Holiness Through Inner Diet

Leviticus 11:3 - A Neville Goddard interpretation

Read Leviticus 11 in context

Scripture Focus

3Whatsoever parteth the hoof, and is clovenfooted, and cheweth the cud, among the beasts, that shall ye eat.
Leviticus 11:3

Biblical Context

Leviticus 11:3 states that only animals with a split hoof, cloven-footed and cud-chewing are edible.

Neville's Inner Vision

Think of Leviticus 11:3 as a map of your inner appetite. The parting of the hoof and the cloven foot speaks to a mind with distinct, yet aligned faculties—perception and choice—held together by integrity. The cud-chewing beast digests its meals by returning again to the same truth, until it becomes habit. So your mental diet must be tested: feed only what your higher I AM can discern and repeatedly digest until it settles as certainty. When you imagine yourself as the I AM—watchful, unshaken by fear, whole in intention—the inner kitchen becomes clean. Anything that does not survive the twofold test—clear discernment and repeated digestion—is not food for your life.
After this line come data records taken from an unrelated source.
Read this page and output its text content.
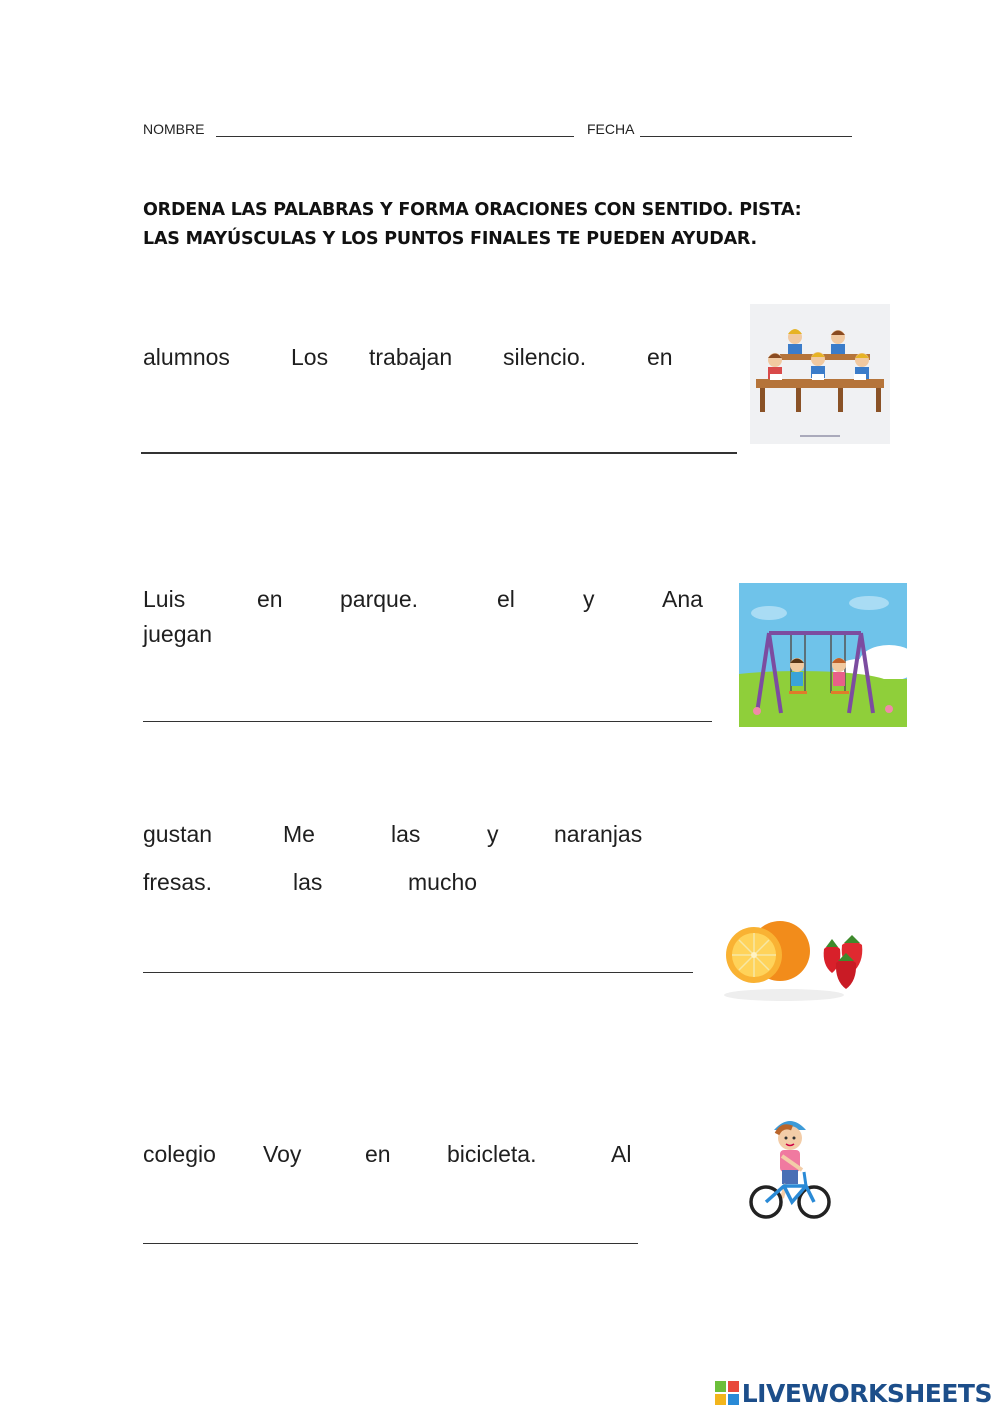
NOMBRE	FECHA
ORDENA LAS PALABRAS Y FORMA ORACIONES CON SENTIDO. PISTA: LAS MAYÚSCULAS Y LOS PUNTOS FINALES TE PUEDEN AYUDAR.
alumnos	Los trabajan silencio.	en
Luis	en parque.	el	y	Ana
juegan
gustan	Me	las	y naranjas
fresas.	las	mucho
colegio Voy	en bicicleta.	Al
LIVEWORKSHEETS
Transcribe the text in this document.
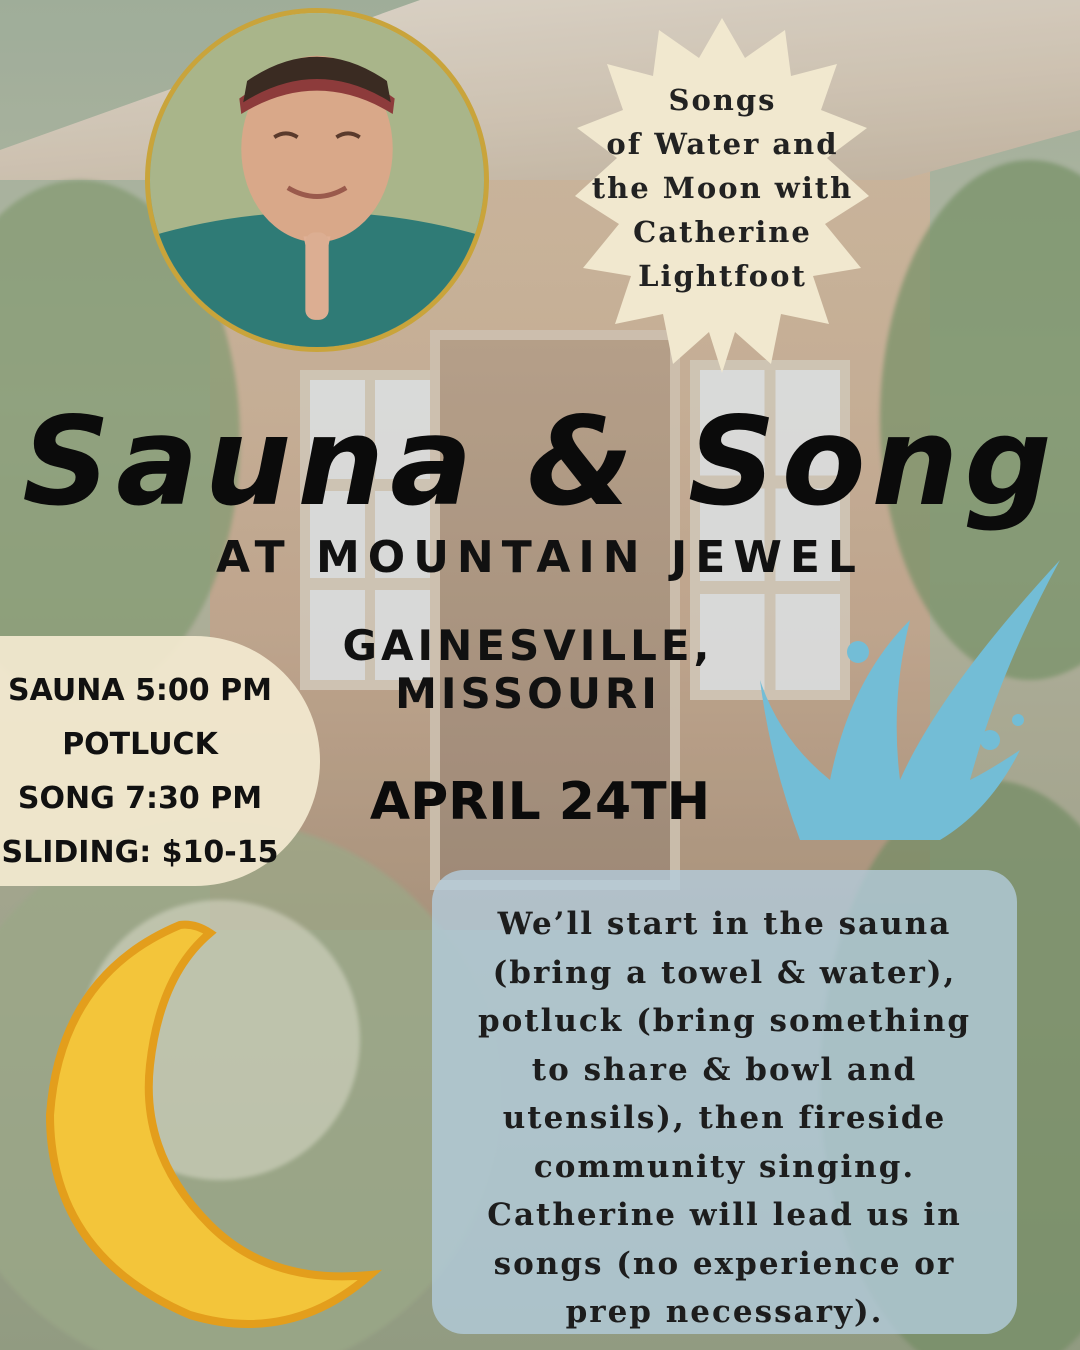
Songs
of Water and
the Moon with
Catherine
Lightfoot
Sauna & Song
AT MOUNTAIN JEWEL
GAINESVILLE,
MISSOURI
APRIL 24TH
SAUNA 5:00 PM
POTLUCK
SONG 7:30 PM
SLIDING: $10-15
We’ll start in the sauna
(bring a towel & water),
potluck (bring something
to share & bowl and
utensils), then fireside
community singing.
Catherine will lead us in
songs (no experience or
prep necessary).
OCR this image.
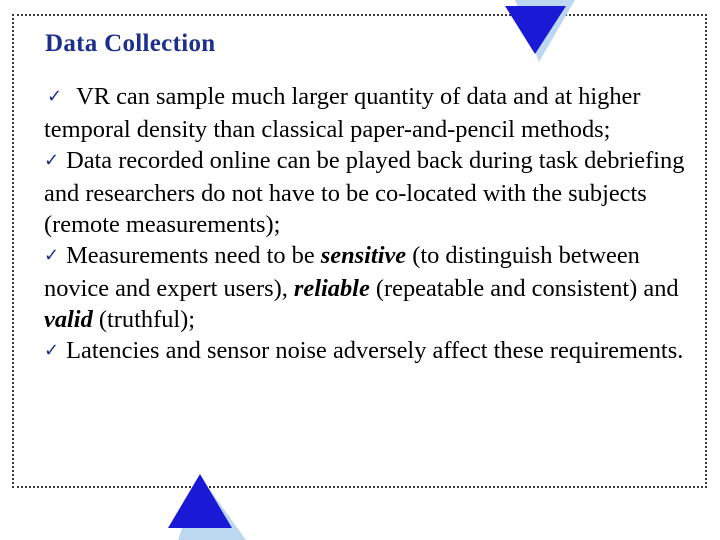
Data Collection

✓ VR can sample much larger quantity of data and at higher temporal density than classical paper-and-pencil methods;

✓ Data recorded online can be played back during task debriefing and researchers do not have to be co-located with the subjects (remote measurements);

✓ Measurements need to be sensitive (to distinguish between novice and expert users), reliable (repeatable and consistent) and valid (truthful);

✓ Latencies and sensor noise adversely affect these requirements.
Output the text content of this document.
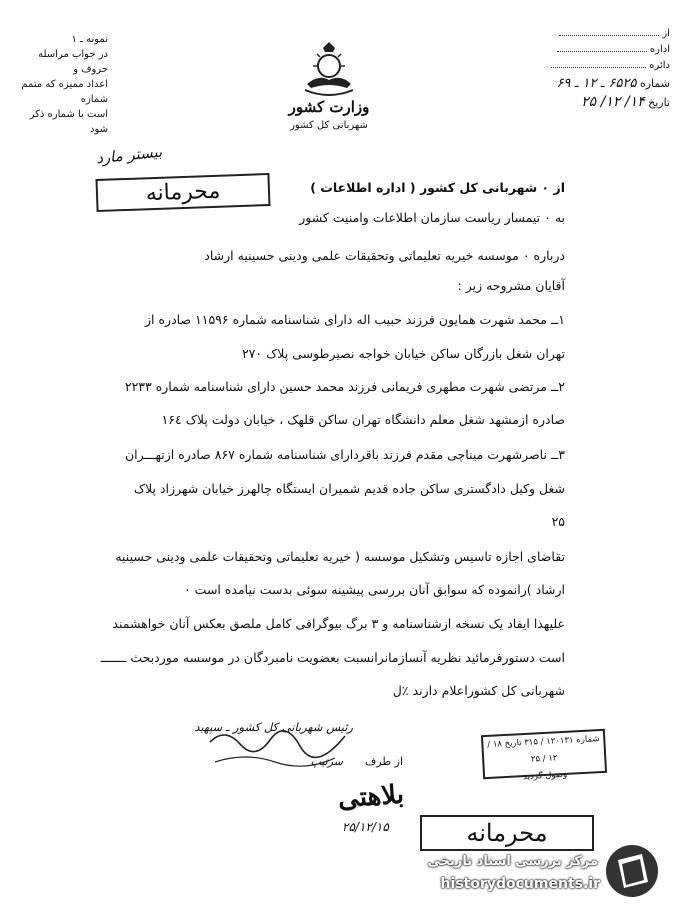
نمونه ـ ۱
در جواب مراسله حروف و
اعداد مميزه که متمم شماره
است با شماره ذکر شود
وزارت کشور
شهربانی کل کشور
از
اداره
دائره
شماره ۶۵۲۵ ـ ۱۲ ـ ۶۹
تاریخ ۱۴/ ۱۲/ ۲۵
بیستر مارد
محرمانه	از ٠ شهربانی کل کشور ( اداره اطلاعات )
به ٠ تیمسار ریاست سازمان اطلاعات وامنیت کشور
درباره ٠ موسسه خیریه تعلیماتی وتحقیقات علمی ودینی حسینیه ارشاد
آقایان مشروحه زیر :
۱ــ محمد شهرت همایون فرزند حبیب اله دارای شناسنامه شماره ۱۱۵۹۶ صادره از
تهران شغل بازرگان ساکن خیابان خواجه نصیرطوسی پلاک ۲۷۰
۲ــ مرتضی شهرت مطهری فریمانی فرزند محمد حسین دارای شناسنامه شماره ۲۲۳۳
صادره ازمشهد شغل معلم دانشگاه تهران ساکن قلهک ، خیابان دولت پلاک ۱۶٤
۳ــ ناصرشهرت میناچی مقدم فرزند باقردارای شناسنامه شماره ۸۶۷ صادره ازتهـــران
شغل وکیل دادگستری ساکن جاده قدیم شمیران ایستگاه چالهرز خیابان شهرزاد پلاک
۲۵
تقاضای اجازه تاسیس وتشکیل موسسه ( خیریه تعلیماتی وتحقیقات علمی ودینی حسینیه
ارشاد )رانموده که سوابق آنان بررسی پیشینه سوئی بدست نیامده است ٠
علیهذا ایفاد یک نسخه ازشناسنامه و ۳ برگ بیوگرافی کامل ملصق بعکس آنان خواهشمند
است دستورفرمائید نظریه آنسازمانرانسبت بعضویت نامبردگان در موسسه موردبحث ـــــــ
شهربانی کل کشوراعلام دارند ٪ل
رئیس شهربانی کل کشور ـ سپهبد
از طرف
سرتیپ
شماره ۱۲۰۱۳۱ / ۳۱۵ تاریخ ۱۸ / ۱۲ / ۲۵
وصول گردید
بلاهتی
۲۵/۱۲/۱۵	محرمانه
مرکز بررسی اسناد تاریخی
historydocuments.ir
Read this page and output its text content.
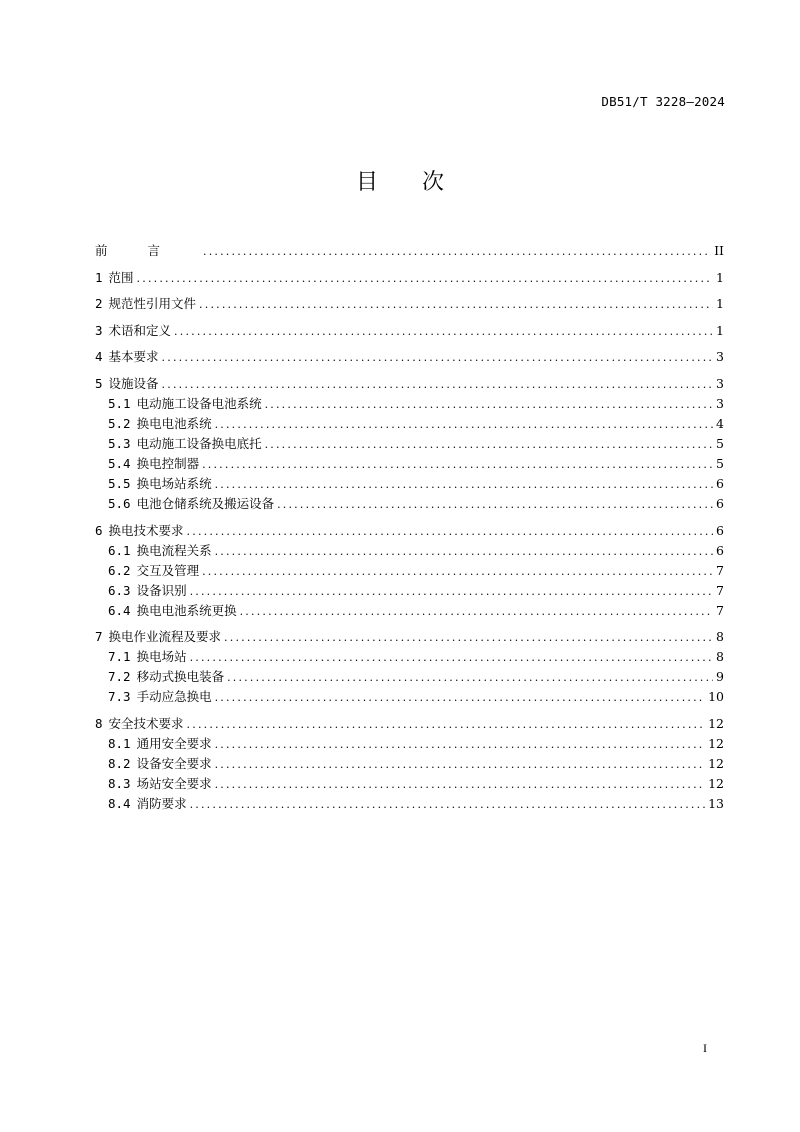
DB51/T 3228—2024
目 次
前言 .....	II
1 范围 .....	1
2 规范性引用文件 .....	1
3 术语和定义 .....	1
4 基本要求 .....	3
5 设施设备 .....	3
5.1 电动施工设备电池系统 .....	3
5.2 换电电池系统 .....	4
5.3 电动施工设备换电底托 .....	5
5.4 换电控制器 .....	5
5.5 换电场站系统 .....	6
5.6 电池仓储系统及搬运设备 .....	6
6 换电技术要求 .....	6
6.1 换电流程关系 .....	6
6.2 交互及管理 .....	7
6.3 设备识别 .....	7
6.4 换电电池系统更换 .....	7
7 换电作业流程及要求 .....	8
7.1 换电场站 .....	8
7.2 移动式换电装备 .....	9
7.3 手动应急换电 .....	10
8 安全技术要求 .....	12
8.1 通用安全要求 .....	12
8.2 设备安全要求 .....	12
8.3 场站安全要求 .....	12
8.4 消防要求 .....	13
I
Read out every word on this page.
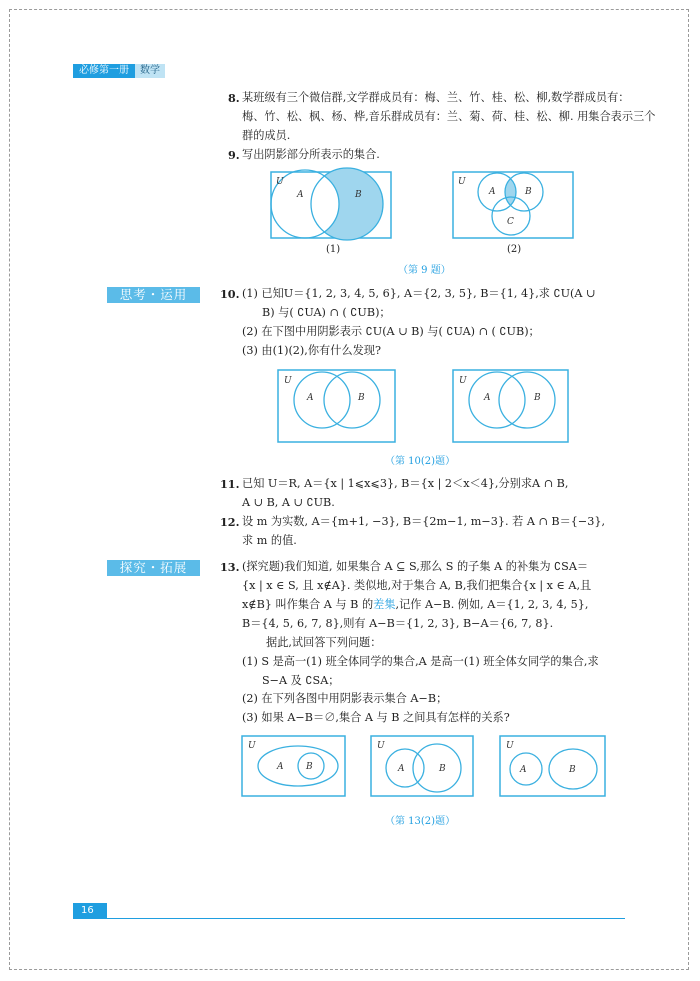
必修第一册	数学
8. 某班级有三个微信群,文学群成员有：梅、兰、竹、桂、松、柳,数学群成员有：
梅、竹、松、枫、杨、桦,音乐群成员有：兰、菊、荷、桂、松、柳. 用集合表示三个
群的成员.
9. 写出阴影部分所表示的集合.
U
A	B
U
A	B
C
U
A	B
U
A	B
U
A	B
U
A	B
U
A	B
(1)	(2)
（第 9 题）
思考・运用	10. (1) 已知U＝{1, 2, 3, 4, 5, 6}, A＝{2, 3, 5}, B＝{1, 4},求 ∁U(A ∪
B) 与( ∁UA) ∩ ( ∁UB)；
(2) 在下图中用阴影表示 ∁U(A ∪ B) 与( ∁UA) ∩ ( ∁UB)；
(3) 由(1)(2),你有什么发现?
（第 10(2)题）
11. 已知 U＝R, A＝{x | 1⩽x⩽3}, B＝{x | 2＜x＜4},分别求A ∩ B,
A ∪ B, A ∪ ∁UB.
12. 设 m 为实数, A＝{m+1, −3}, B＝{2m−1, m−3}. 若 A ∩ B＝{−3},
求 m 的值.
探究・拓展	13. (探究题)我们知道, 如果集合 A ⊆ S,那么 S 的子集 A 的补集为 ∁SA＝
{x | x ∈ S, 且 x∉A}. 类似地,对于集合 A, B,我们把集合{x | x ∈ A,且
x∉B} 叫作集合 A 与 B 的差集,记作 A−B. 例如, A＝{1, 2, 3, 4, 5},
B＝{4, 5, 6, 7, 8},则有 A−B＝{1, 2, 3}, B−A＝{6, 7, 8}.
据此,试回答下列问题：
(1) S 是高一(1) 班全体同学的集合,A 是高一(1) 班全体女同学的集合,求
S−A 及 ∁SA；
(2) 在下列各图中用阴影表示集合 A−B；
(3) 如果 A−B＝∅,集合 A 与 B 之间具有怎样的关系?
（第 13(2)题）
16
This inner law is not punitive; it is the alignment of consciousness with wholeness. Your visible life will reflect the order you nourish inwardly, and your imagination acts as the cook and the kitchen, turning thought into form.

Practice This Now

Practice: Sit quietly and declare, I am the I AM; I only feed my mind with thoughts that pass the test of discernment and digestion. Picture a gate at the mind's door and let through only ideas you can thoroughly digest, then feel the truth as real.